Will your company suffer for letting go of talented people that didn’t fit? Absolutely. It sounds like they already are.
From what they told us, they’re not planning on refilling the positions with entry level employees. So I don’t think they’re planning on saving money that way.
As for “fit”, they didn’t seem in a corporate cultural sense, but more in terms of skill sets. Of the two axees I was fairly close to,
one of them was out on medical leave expecting her baby to arrive any day. I wonder how that works, anyway? A remotely administered termination! The other axee was possibly seen as having an attitude problem. You probably know the sort of person, who’s always griping and criticising, but in a good natured, jocular way. Maybe he just went a step too far. They’d never tell us that, obviously.

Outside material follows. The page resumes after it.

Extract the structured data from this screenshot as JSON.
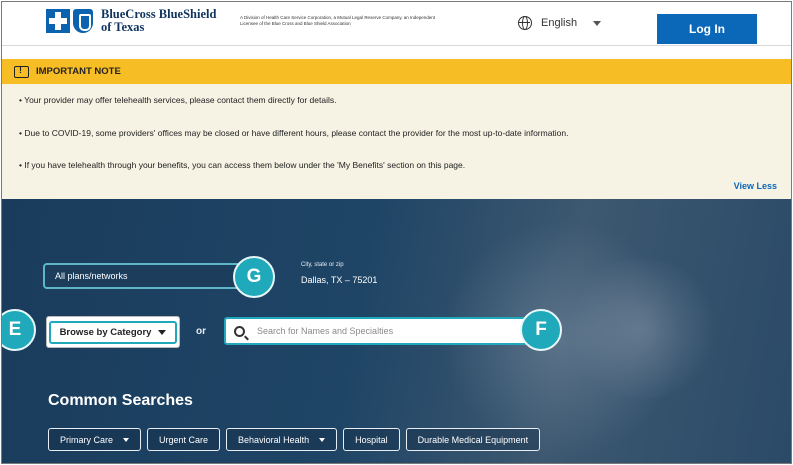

But I’m sorry to see them both go, as I’d known them for years and we’d all worked at my last company before coming here.
You’d be suprised at how IT salaries work - since you’ve ‘known them for years’, presumably they’ve worked at Company for years. They’ve probably got a higher salary and more benefits than someone coming in off of the street; even if your company isn’t looking for entry-level people, someone with some experience and knowledge is likely not going to command the same salary as someone who has been in the company for years, especially with a recession going on. The trick is, someone with 20 years on the job costs a lot more than someone with 0 years on the job plus experience elsewhere.
Another thought - it’s possible those laid off were pawns in some kind of pissing match among higher-ups.
I seen whole groups vaporized because the guy on top of the left side of the org chart wanted more boxes under him than the guy on top of the right side of the org charts. And yes, it’s always guys. And no, it couldn’t have happened if the power-mad beast had been in good shape politically and the team wasn’t already shaky for some reason or other.
In any case, dust of that resume and keep your contacts warm.